Warga tak dilibatkan
Sukiman (77), salah satu tokoh masyarakat di Dadap Ceng In, mengatakan, pada dasarnya dirinya setuju penataan kawasan ini. Namun, mereka protes karena dalam rencana penataan ini, warga sama sekali tidak dilibatkan.
"Sejak awal kami tidak dilibatkan. Kami cuma mendapat pemberitahuan, diajak pertemuan untuk rencana proyek pembangunan yang sudah jadi konsep dan disuruh pindah karena bangunan rumah kami akan diratatanahkan," tutur Sukiman.
Wahyudi (45), warga lainnya, mengatakan hal yang sama. "Wajar kami protes karena sudah puluhan tahun kami tinggal dan besar di tempat ini. Tahu- tahu, kami disuruh pindah begitu saja. Entar, kalau ditertibkan, kami harus ke mana? Kalau sudah ditertibkan, apakah ada jaminan kami dapat tinggal di rusun?" ujarnya, Sabtu pekan lalu.
Sejauh pengamatan, Sabtu, hanya satu-dua bangunan rumah warga yang masih berdiri di kawasan ini. Sebagian besar sudah rata dengan tanah. Puing-puing reruntuhan bangunan terserak di lokasi. Tampak juga sisa limpahan air menggenangi jalan yang juga akses penyambung dari arah laut menuju Kota Tangerang dan Jakarta.
"Memang sudah banyak bangunan yang dibongkar. Suasana di sana kondusif. Anggota kami masih tetap patroli di lokasi yang akan ditata itu," kata Kepala Polsek Teluknaga Ajun Komisaris Supriyanto, Senin (19/12).

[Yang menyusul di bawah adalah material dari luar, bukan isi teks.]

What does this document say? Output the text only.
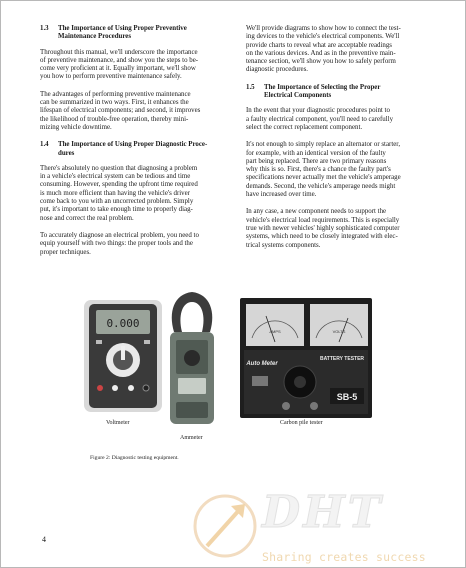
1.3	The Importance of Using Proper Preventive
Maintenance Procedures
Throughout this manual, we'll underscore the importance
of preventive maintenance, and show you the steps to be-
come very proficient at it. Equally important, we'll show
you how to perform preventive maintenance safely.
The advantages of performing preventive maintenance
can be summarized in two ways. First, it enhances the
lifespan of electrical components; and second, it improves
the likelihood of trouble-free operation, thereby mini-
mizing vehicle downtime.
1.4	The Importance of Using Proper Diagnostic Proce-
dures
There's absolutely no question that diagnosing a problem
in a vehicle's electrical system can be tedious and time
consuming. However, spending the upfront time required
is much more efficient than having the vehicle's driver
come back to you with an uncorrected problem. Simply
put, it's important to take enough time to properly diag-
nose and correct the real problem.
To accurately diagnose an electrical problem, you need to
equip yourself with two things: the proper tools and the
proper techniques.
We'll provide diagrams to show how to connect the test-
ing devices to the vehicle's electrical components. We'll
provide charts to reveal what are acceptable readings
on the various devices. And as in the preventive main-
tenance section, we'll show you how to safely perform
diagnostic procedures.
1.5	The Importance of Selecting the Proper
Electrical Components
In the event that your diagnostic procedures point to
a faulty electrical component, you'll need to carefully
select the correct replacement component.
It's not enough to simply replace an alternator or starter,
for example, with an identical version of the faulty
part being replaced. There are two primary reasons
why this is so. First, there's a chance the faulty part's
specifications never actually met the vehicle's amperage
demands. Second, the vehicle's amperage needs might
have increased over time.
In any case, a new component needs to support the
vehicle's electrical load requirements. This is especially
true with newer vehicles' highly sophisticated computer
systems, which need to be closely integrated with elec-
trical systems components.
0.000
AMPS	VOLTS
Auto Meter
BATTERY TESTER
SB-5
Voltmeter
Ammeter
Carbon pile tester
Figure 2: Diagnostic testing equipment.
DHT
Sharing creates success
4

Kawasan Dadap Ceng In merupakan perkampungan nelayan sekaligus daerah lokalisasi karena letaknya yang dekat dengan pantai utara (pantura) Jawa dan pendatang ramai datang ke sana. Lokalisasi Dadap sudah ada sejak akhir 1970-an hingga awal 1980-an.
Awalnya, daerah ini merupakan sawah. Namun, seiring dengan pembangunan Bandara Internasional Soekarno-Hatta, banyak pekerja dan orang-orang yang menggantungkan hidupnya di sini. Kawasan ini juga semakin ramai karena adanya kampung nelayan. Lambat laun muncul tempat hiburan dan akhirnya jadi tempat prostitusi.

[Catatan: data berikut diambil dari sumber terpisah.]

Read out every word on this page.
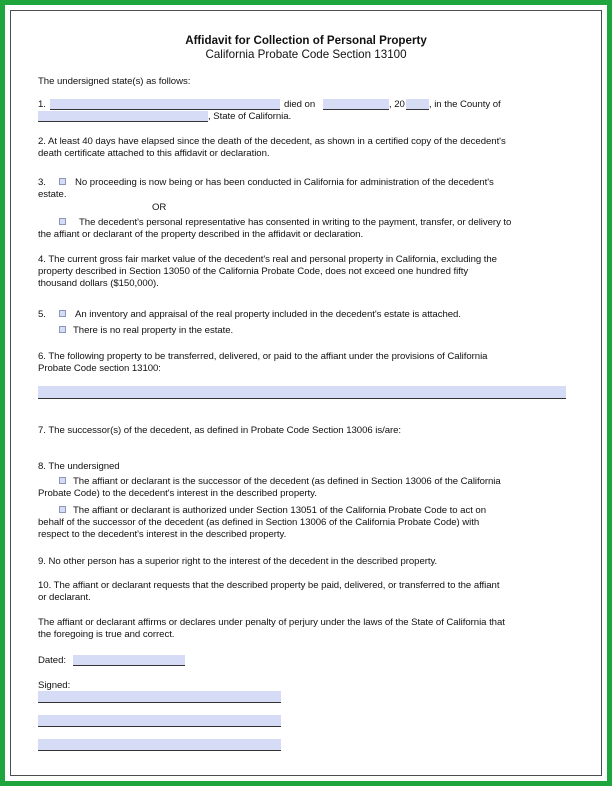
Affidavit for Collection of Personal Property
California Probate Code Section 13100
The undersigned state(s) as follows:
1.	died on	, 20	, in the County of
, State of California.
2. At least 40 days have elapsed since the death of the decedent, as shown in a certified copy of the decedent's
death certificate attached to this affidavit or declaration.
3.	No proceeding is now being or has been conducted in California for administration of the decedent's
estate.
OR
The decedent's personal representative has consented in writing to the payment, transfer, or delivery to
the affiant or declarant of the property described in the affidavit or declaration.
4. The current gross fair market value of the decedent's real and personal property in California, excluding the
property described in Section 13050 of the California Probate Code, does not exceed one hundred fifty
thousand dollars ($150,000).
5.	An inventory and appraisal of the real property included in the decedent's estate is attached.
There is no real property in the estate.
6. The following property to be transferred, delivered, or paid to the affiant under the provisions of California
Probate Code section 13100:
7. The successor(s) of the decedent, as defined in Probate Code Section 13006 is/are:
8. The undersigned
The affiant or declarant is the successor of the decedent (as defined in Section 13006 of the California
Probate Code) to the decedent's interest in the described property.
The affiant or declarant is authorized under Section 13051 of the California Probate Code to act on
behalf of the successor of the decedent (as defined in Section 13006 of the California Probate Code) with
respect to the decedent's interest in the described property.
9. No other person has a superior right to the interest of the decedent in the described property.
10. The affiant or declarant requests that the described property be paid, delivered, or transferred to the affiant
or declarant.
The affiant or declarant affirms or declares under penalty of perjury under the laws of the State of California that
the foregoing is true and correct.
Dated:
Signed:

Kawasan Dadap sudah sejak lama dikenal sebagai hunian padat. Hal ini juga didasari banyaknya tempat usaha di sana, seperti pergudangan dan usaha lain yang menopang keberadaan bandara. Warga di sana umumnya pendatang, termasuk pekerja seks komersial, yang diperkirakan sama sekali bukan berasal dari Tangerang, melainkan dari pantura Jawa Barat. Nama Ceng In diambil dari seorang tokoh yang berpengaruh pada zaman dulu. Kali yang ada di kawasan itu dan mengalir ke laut juga diberi nama Ceng In.